Finance Talents are Opting out of Wall Street

Global Business

It’s been five years since the Great Recession ended, and while banks have picked up the pieces, Wall Street is no longer the career destination it once was. From veteran bankers to recent grads, an increasing crop of finance talent is opting for careers far away from this field. CCTV’s Liling Tan looks into what’s driving the brain drain.

Finance Talents are Opting out of Wall Street

It's been five years since the Great Recession ended, and while banks have picked up the pieces, Wall Street is no longer the career destination it once was. From veteran bankers to recent grads, an increasing crop of finance talent is opting for careers far away from this field. CCTV’s Liling Tan looks into what's driving the brain drain.

Wall Street, where bankers toil for long hours in pursuit of millions — even billions — of dollars, and where droves of top university students historically aspired to work.

But since the recession of 2007, America’s banking sector has come under attack for its greed and excess. Wall Street has lost some of its luster.

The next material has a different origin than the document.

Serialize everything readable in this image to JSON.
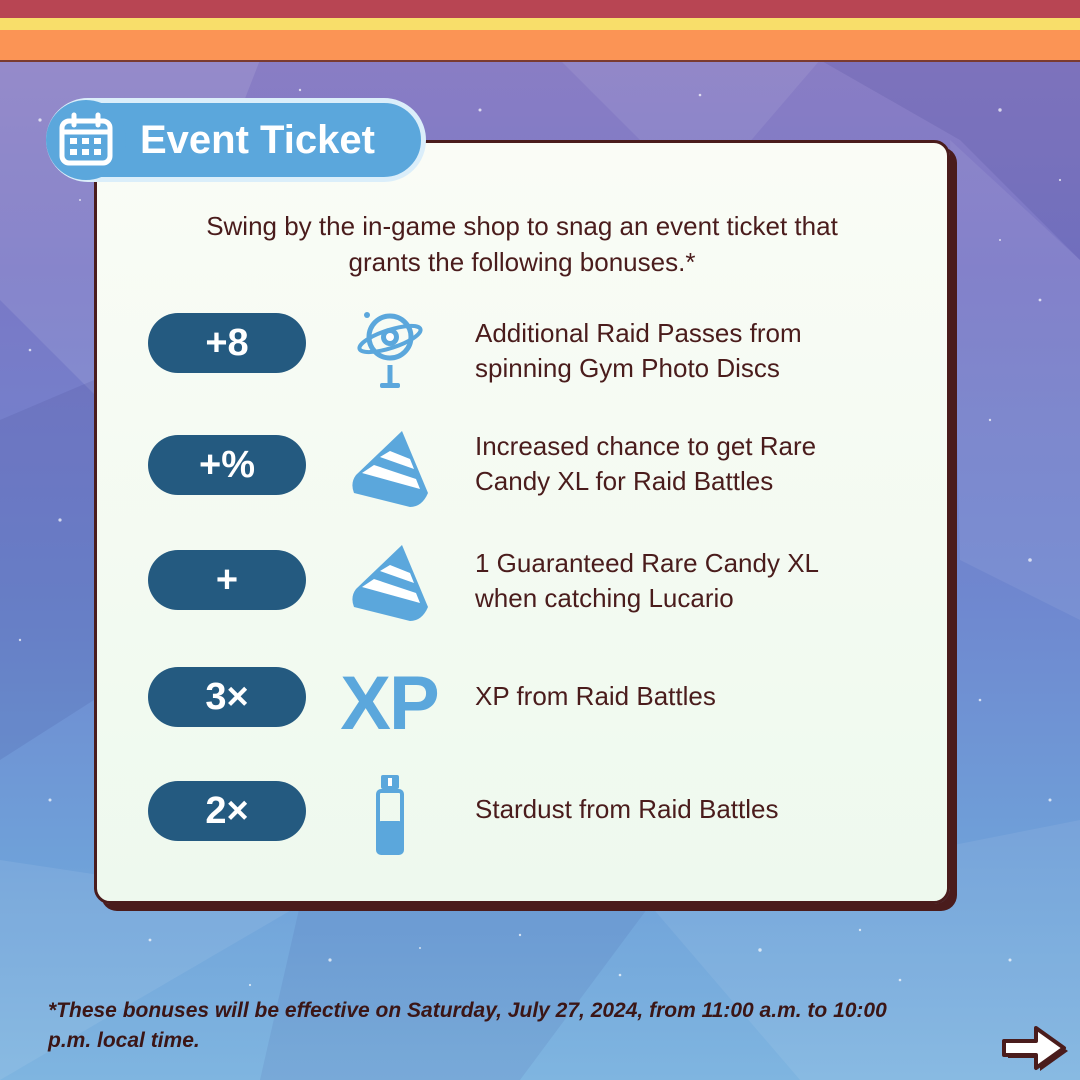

Craig Anzalone, Director of Client Services & Executive Search, Professionals for NonProfits, worked for 20 years at a big bank before deciding a year ago that enough was enough. He says: “The environment changed a lot. Some of the things that I experienced during that period of time didn’t feel good. I wanted to feel that I had impact in a way that mattered to me.”

Craig went to Professionals for Nonprofits seeking career change and was promptly snapped up by the agency instead.

Gayle Brandel, CEO, Professionals for NonProfits, hired him. She says about one of five jobseekers who now approach her recruiting firm are from a finance background, compared with just 1 out of 25 before the recession. And the bulk of these jobseekers, she says, are recent university graduates.

“Many of the people that graduated from school that would have ordinarily gone to Wall Street have decided for various reasons — whether they could not get a job or whether that they decided they wanted to find something more meaningful in their lives — they have started coming into the nonprofit sector.” Gayle Brandel says.

Another area attracting young financial talent is the technology sector, known to be where new and big things happen. Open work spaces and a cutting edge vibe give it bonus points.

Elisabetta Bartoloni, Consultant, Heidrick & Struggles, who recruits executives for the financial sector, says many young graduates aren’t willing to put in the grueling hours a finance career often requires. She says: “They’re looking for flexibility in terms of hours, in terms of working from home or working at work working, clearly, in the office. They’re looking for work-life balance. So working on the weekends, having to be in the office over the weekends, those are becoming more of something that people think about in the way they think about their careers.”

Wall Street is aware of this changing dynamic and some financial firms including Goldman Sachs have put in place limits on hours to retain and attract staff.

But for many young talents, especially those who identified with the protestors camping out here at Zucotti Park in the early days of the Occupy Wall Street movement, making a difference will be the perk that really matters.